The steps will be outlined Tuesday, the government said in an emailed statement that flagged how “a small number of recent corporate governance failures have raised concerns that company directors can unfairly shield themselves from the effects of insolvency and -- in the worst cases -- profit from business failures while workers and small suppliers lose out.”
The announcement comes two months after the collapse of government contractor Carillion Plc, which left ministers grappling with how to salvage tens of thousands of jobs and public-private contracts affecting schools, hospitals, roads and military facilities around the country.

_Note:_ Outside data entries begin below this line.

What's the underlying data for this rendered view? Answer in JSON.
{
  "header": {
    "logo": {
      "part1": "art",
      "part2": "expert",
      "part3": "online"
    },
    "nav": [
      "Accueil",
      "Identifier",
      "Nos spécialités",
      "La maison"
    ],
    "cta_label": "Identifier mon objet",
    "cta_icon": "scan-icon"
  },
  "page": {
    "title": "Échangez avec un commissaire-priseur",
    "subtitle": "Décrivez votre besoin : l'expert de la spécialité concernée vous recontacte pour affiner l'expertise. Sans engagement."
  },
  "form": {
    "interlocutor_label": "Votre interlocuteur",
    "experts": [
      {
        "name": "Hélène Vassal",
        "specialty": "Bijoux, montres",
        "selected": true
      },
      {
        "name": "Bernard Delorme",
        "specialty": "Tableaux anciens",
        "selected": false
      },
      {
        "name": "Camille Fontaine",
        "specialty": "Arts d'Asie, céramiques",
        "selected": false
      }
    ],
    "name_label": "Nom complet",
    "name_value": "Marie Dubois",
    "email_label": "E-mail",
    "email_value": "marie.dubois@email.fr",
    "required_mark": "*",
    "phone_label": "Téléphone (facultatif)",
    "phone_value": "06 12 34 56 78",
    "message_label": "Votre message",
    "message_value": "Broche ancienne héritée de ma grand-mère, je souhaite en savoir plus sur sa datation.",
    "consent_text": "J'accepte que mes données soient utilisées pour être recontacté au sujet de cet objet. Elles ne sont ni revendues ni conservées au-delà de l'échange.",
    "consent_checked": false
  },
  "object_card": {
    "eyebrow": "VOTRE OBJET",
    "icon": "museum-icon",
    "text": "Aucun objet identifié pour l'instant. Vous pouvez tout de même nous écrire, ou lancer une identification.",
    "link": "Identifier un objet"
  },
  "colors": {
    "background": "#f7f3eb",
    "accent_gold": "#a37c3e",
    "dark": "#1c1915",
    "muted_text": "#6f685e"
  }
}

Proposals include fines and disqualification for company directors who sell companies “recklessly,” reversing “inappropriate asset-stripping” in order to return money to creditors such as workers and suppliers, and giving the government’s Insolvency Service the power to investigate directors who dissolve companies to avoid large debts.
Ministers will also examine how to improve decision-making around the payment of dividends in order to make it more transparent. The government will also strengthen the role and responsibilities of shareholders in determining how companies they invest in are run. A new law will be introduced in coming months requiring companies to reveal the pay ratio between bosses and employees.